Inferring from having a basis of one vector space, and a linear map Let $T:V \to W$ be a linear map and let $\{v_i\}_{i=1}^7$ be a basis of $V$. Which of the following claims are true?
A. If $\{T(v_1),T(v_2),T(v_3),T(v_4)\}$ is a basis for $Image(T)$ then $\{v_5,v_6,v_7\}$ is a basis of $kernel(T)$.
B. If $\{v_1,v_2\}$ span $kernel(T)$ then $\{T(v_3),T(v_4),T(v_5),T(v_6),T(v_7)\}$ is a basis of $Image(T)$.
C. If $\{T(v_1),T(v_2),T(v_3)\}$ span $Image(T)$ then $dim(ker(T))=4$.
I think B is true. The fact that the first two vectors span the kernel, implies that they form a basis of the kernel (because they are independent). Which implies the image must be of dimension 5. My guess is that if they weren't independent, we would be able to find a linear combination of them that is in the kernel, which will contradict the independence of the first seven vectors.
As for A  - is it possible that $T(v_5)$ will be a linear combination of $\{T(v_1),T(v_2),T(v_3),T(v_4)\}$?
As for C - is it possible that for example $T(v_1)=T(v_2)$? so that the $dim(ImageT))<3$?
Thank you!
 A: B is true. It is clear that the list $Tv_{3}, \ldots, Tv_{7}$ spans $\text{im }T$. To prove linear independence, suppose that $\alpha_{3}, \ldots, \alpha_{7}$ are scalars such that
$$ \sum_{i=3}^{7} \alpha_{i} Tv_{i} = 0 .$$
Then
$$ T\left( \sum_{i=3}^{7} \alpha_{i} v_{i} \right) = 0, $$
so $ \sum_{i=3}^{7} \alpha_{i} v_{i} \in \ker T$. Since $v_{1}, v_{2}$ span $\ker T$, there exist scalars $\alpha_{1}$ and $\alpha_{2}$ such that
$$ \sum_{i=3}^{7} \alpha_{i} v_{i} = \alpha_{1}v_{1} + \alpha_{2}v_{2},$$
or, equivalently,
$$-\alpha_{1}v_{1} - \alpha_{2}v_{2} +\sum_{i=3}^{7} \alpha_{i} v_{i} = 0. $$
Using the fact that the $v_{i}$'s are linearly independent, we deduce that all the coefficients in this linear combination are zero. In particular, $\alpha_{3} = \ldots = \alpha_{7} = 0$, which is what we needed to prove.
Edit.
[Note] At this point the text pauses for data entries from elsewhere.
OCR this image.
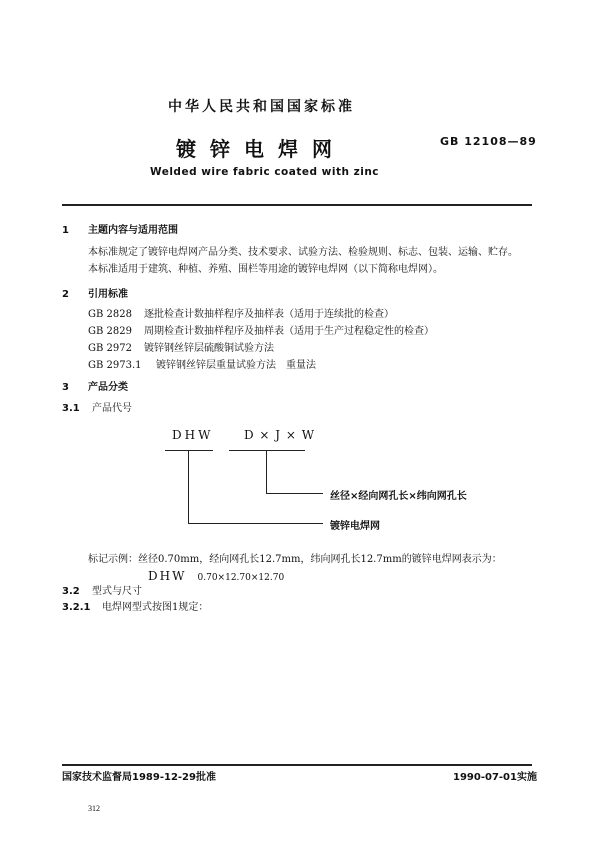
中华人民共和国国家标准
镀锌电焊网	GB 12108—89
Welded wire fabric coated with zinc
1 主题内容与适用范围
本标准规定了镀锌电焊网产品分类、技术要求、试验方法、检验规则、标志、包装、运输、贮存。
本标准适用于建筑、种植、养殖、围栏等用途的镀锌电焊网（以下简称电焊网）。
2 引用标准
GB 2828 逐批检查计数抽样程序及抽样表（适用于连续批的检查）
GB 2829 周期检查计数抽样程序及抽样表（适用于生产过程稳定性的检查）
GB 2972 镀锌钢丝锌层硫酸铜试验方法
GB 2973.1 镀锌钢丝锌层重量试验方法　重量法
3 产品分类
3.1 产品代号
DHW	D × J × W
丝径×经向网孔长×纬向网孔长
镀锌电焊网
标记示例：丝径0.70mm，经向网孔长12.7mm，纬向网孔长12.7mm的镀锌电焊网表示为：
DHW 0.70×12.70×12.70
3.2 型式与尺寸
3.2.1 电焊网型式按图1规定：
国家技术监督局1989-12-29批准	1990-07-01实施
312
A much shorter proof following the observations made in the original post could go as follows:
As noted, $\dim \ker T = 2$, so we must have $\dim \text{im }T = 5$. The list of five vectors $Tv_{3}, \ldots, Tv_{7}$ spans $\text{im }T$, so we can conclude that it forms a basis for $\text{im }T$.